Partis sans payer !
Une nouvelle forme d’action est née en ces temps de crise. Des groupes se rendent dans les supermarchés, remplissent leurs chariots et essaient de partir sans payer pour redistribuer le butin aux sans-papiers et autres personnes précaires. Ces «empêcheurs d’encaisser en rond» parlent d’«autoréduction». Monoprix a riposté en portant plainte pour vol avec violence et insultes.
Le nom de leur collectif peut prêter à sourire : «Les empêcheurs d’encaisser en rond - À bientôt». Mercredi dernier, ces «empêcheurs» ont bloqué les caisses du Monoprix du 11e arrondissement de Paris. Une cinquantaine de personnes, précaires, chômeurs, intermittents du spectacle poussant treize chariots remplis de nourriture. Des pâtes, de l’huile, du lait. Mais aussi du foie gras et du saumon. C’est la Saint-Sylvestre, non ? Sauf que devant les caisses, ces hommes et femmes refusent de payer. Certains distribuent un tract : «En cette période de Noël et de nouvel an, la richesse matérielle… déborde dans les rues à côté des sans-logis. Elle est bien gardée… Il faut être respectable pour y accéder… accepter n’importe quel emploi gracieusement offert, se mobiliser pour un quart de smic…»
«Il y a eu un peu d’énervement, notamment avec les vigiles, raconte David, membre de la Coordination des intermittents et précaires d’Île-de-France qui a participé à l’opération. Tout le monde a fini par se calmer et le responsable du magasin nous a laissé partir sans payer.» Montant du butin de ces Robins des bois des temps modernes : 5000 euros environ, selon le groupe Monoprix. Robins des bois ? Les denrées ont été redistribuées aux dizaines de sans-papiers qui occupent la Bourse du travail et à la centaine de mal-logés qui campent dans un gymnase municipal parisien.
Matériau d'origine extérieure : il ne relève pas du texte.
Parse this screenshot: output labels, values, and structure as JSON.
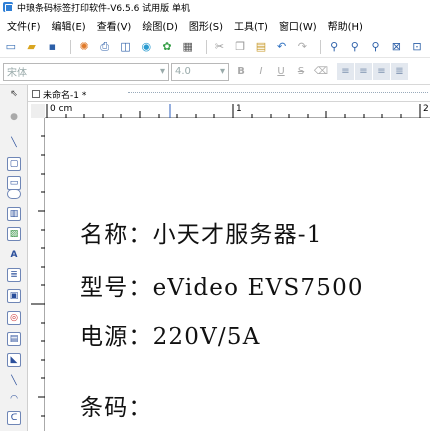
{
  "title": "中琅条码标签打印软件-V6.5.6 试用版 单机",
  "menu": [
    "文件(F)",
    "编辑(E)",
    "查看(V)",
    "绘图(D)",
    "图形(S)",
    "工具(T)",
    "窗口(W)",
    "帮助(H)"
  ],
  "font": {
    "name_placeholder": "宋体",
    "size_placeholder": "4.0"
  },
  "format_buttons": [
    "B",
    "I",
    "U",
    "S"
  ],
  "document_tab": "未命名-1 *",
  "ruler": {
    "h0": "0 cm",
    "h1": "1",
    "h2": "2"
  },
  "labels": {
    "name": "名称：小天才服务器-1",
    "model": "型号：eVideo EVS7500",
    "power": "电源：220V/5A",
    "barcode": "条码："
  },
  "colors": {
    "accent": "#2f7fd6",
    "icon_border": "#6f86b6"
  }
}
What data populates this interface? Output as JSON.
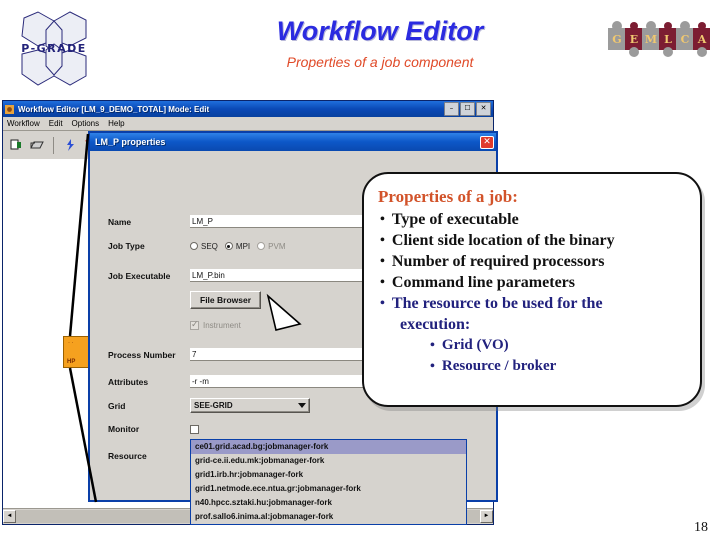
{
  "slide": {
    "title": "Workflow Editor",
    "subtitle": "Properties of a job component",
    "page_number": "18",
    "logo_left_text": "P-GRADE",
    "logo_right_letters": [
      "G",
      "E",
      "M",
      "L",
      "C",
      "A"
    ],
    "colors": {
      "title_blue": "#2b2be0",
      "subtitle_red": "#e04a28",
      "callout_heading": "#d2532a",
      "callout_navy": "#22227e",
      "node_orange": "#f5a11f"
    }
  },
  "app_window": {
    "title": "Workflow Editor  [LM_9_DEMO_TOTAL] Mode:  Edit",
    "title_icon": "app-icon",
    "window_buttons": [
      {
        "name": "minimize-button",
        "glyph": "–"
      },
      {
        "name": "maximize-button",
        "glyph": "☐"
      },
      {
        "name": "close-button",
        "glyph": "✕"
      }
    ],
    "menus": [
      "Workflow",
      "Edit",
      "Options",
      "Help"
    ],
    "toolbar_icons": [
      "new-workflow-icon",
      "open-workflow-icon",
      "run-workflow-icon",
      "delete-icon",
      "refresh-icon"
    ],
    "scrollbar": {
      "left_arrow": "◄",
      "right_arrow": "►"
    }
  },
  "workflow_node": {
    "label": "HP",
    "dots": "·  ·",
    "ports": [
      "output-port-green",
      "input-port-grey"
    ]
  },
  "dialog": {
    "title": "LM_P properties",
    "close_glyph": "✕",
    "fields": {
      "name": {
        "label": "Name",
        "value": "LM_P"
      },
      "job_type": {
        "label": "Job Type",
        "options": [
          {
            "label": "SEQ",
            "selected": false,
            "enabled": true
          },
          {
            "label": "MPI",
            "selected": true,
            "enabled": true
          },
          {
            "label": "PVM",
            "selected": false,
            "enabled": false
          }
        ]
      },
      "job_executable": {
        "label": "Job Executable",
        "value": "LM_P.bin"
      },
      "file_browser_button": "File Browser",
      "instrument": {
        "label": "Instrument",
        "checked": true,
        "enabled": false
      },
      "process_number": {
        "label": "Process Number",
        "value": "7"
      },
      "attributes": {
        "label": "Attributes",
        "value": "-r -m"
      },
      "grid": {
        "label": "Grid",
        "value": "SEE-GRID"
      },
      "monitor": {
        "label": "Monitor",
        "checked": false
      },
      "resource": {
        "label": "Resource",
        "value": "n40.hpcc.sztaki.hu:jobmanager-fork"
      }
    },
    "resource_options": [
      {
        "text": "ce01.grid.acad.bg:jobmanager-fork",
        "selected": true
      },
      {
        "text": "grid-ce.ii.edu.mk:jobmanager-fork",
        "selected": false
      },
      {
        "text": "grid1.irb.hr:jobmanager-fork",
        "selected": false
      },
      {
        "text": "grid1.netmode.ece.ntua.gr:jobmanager-fork",
        "selected": false
      },
      {
        "text": "n40.hpcc.sztaki.hu:jobmanager-fork",
        "selected": false
      },
      {
        "text": "prof.sallo6.inima.al:jobmanager-fork",
        "selected": false
      }
    ]
  },
  "callout": {
    "heading": "Properties of a job:",
    "bullet_char": "•",
    "items": [
      "Type of executable",
      "Client side location of the binary",
      "Number of required processors",
      "Command line parameters",
      "The resource to be used for the"
    ],
    "continuation": "execution:",
    "sub_items": [
      "Grid (VO)",
      "Resource / broker"
    ]
  }
}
Mais pour le groupe Monoprix, il s’agit plutôt de vol. La direction a décidé de porter «plainte contre X pour vol avec violence et insultes». Pour les «Empêcheurs d’encaisser en rond», c’est de l’«autoréduction», une pratique de mouvements de chômeurs et de précaires qui consiste à imposer, par la force, une baisse du prix d’un produit ou d’un service. Dans les années 1970, à Rome et à Milan, des milliers d’Italiens recalculaient leurs factures d’électricité ou de gaz en s’appliquant le tarif réservé aux grosses entreprises. À la même époque, en France, des membres de la gauche prolétarienne dévalisaient l’épicerie Fauchon pour redistribuer les produits aux travailleurs immigrés.
Comment voulez-vous vivre avec 400 ou 500 euros par mois ?
L’opération au Monoprix de Paris est la sixième de ce genre en décembre. Le 20, une trentaine de militants du Mouvement des chômeurs et précaires en lutte ont réquisitionné de la nourriture aux Galeries Lafayette de Rennes (Ille-et-Vilaine). Le 27, c’était le Monoprix de Grenoble (Isère) qui était visé. Et le 30 décembre, une action a échoué dans un Champion de Lille (Nord). Serge Havet, de AC ! - Agir ensemble contre le chômage, y était : «La situation était tendue mais nous ne sommes pas violents. Nous avons abandonné.» À Paris, deux boutiques d’alimentation biologique ont aussi été visées. Aucun responsable de magasin n’a souhaité répondre à nos questions. «Cela ne peut plus durer comme ça, ajoute le militant lillois. À toutes nos permanences d’accueil, les gens nous disent qu’ils ne peuvent plus s’en sortir. Comment voulez-vous vivre avec 400 ou 500 euros par mois ?»
Pour Serge Havet, la plainte contre X du Monoprix de Paris est une aubaine. Si elle est recevable, le tribunal pourrait servir de tribune «pour réveiller l’opinion publique sur le problème grandissant de l’exclusion dans la société». Fini la lutte classique des syndicats, les manifs, les grèves ? «Nos revendications se heurtent à un mur mais on continue quand même, explique David, de la Coordination des intermittents et précaires qui sera d’ailleurs demain aux côtés des grévistes du Pôle emploi pour protester contre la fusion Assedic-ANPE. À côté de cela, il faut développer des pratiques de solidarité, inventer de nouvelles actions collectives.» Les différents mouvements de soutien aux chômeurs et précaires réfléchissent d’ailleurs ensemble à l’organisation, tous les mois, d’une opération d’«autoréduction» comme celle du Monoprix du Paris.
Presse bourgeoise : Garance Le Caisne
Le Journal du Dimanche, 5 janvier 2009.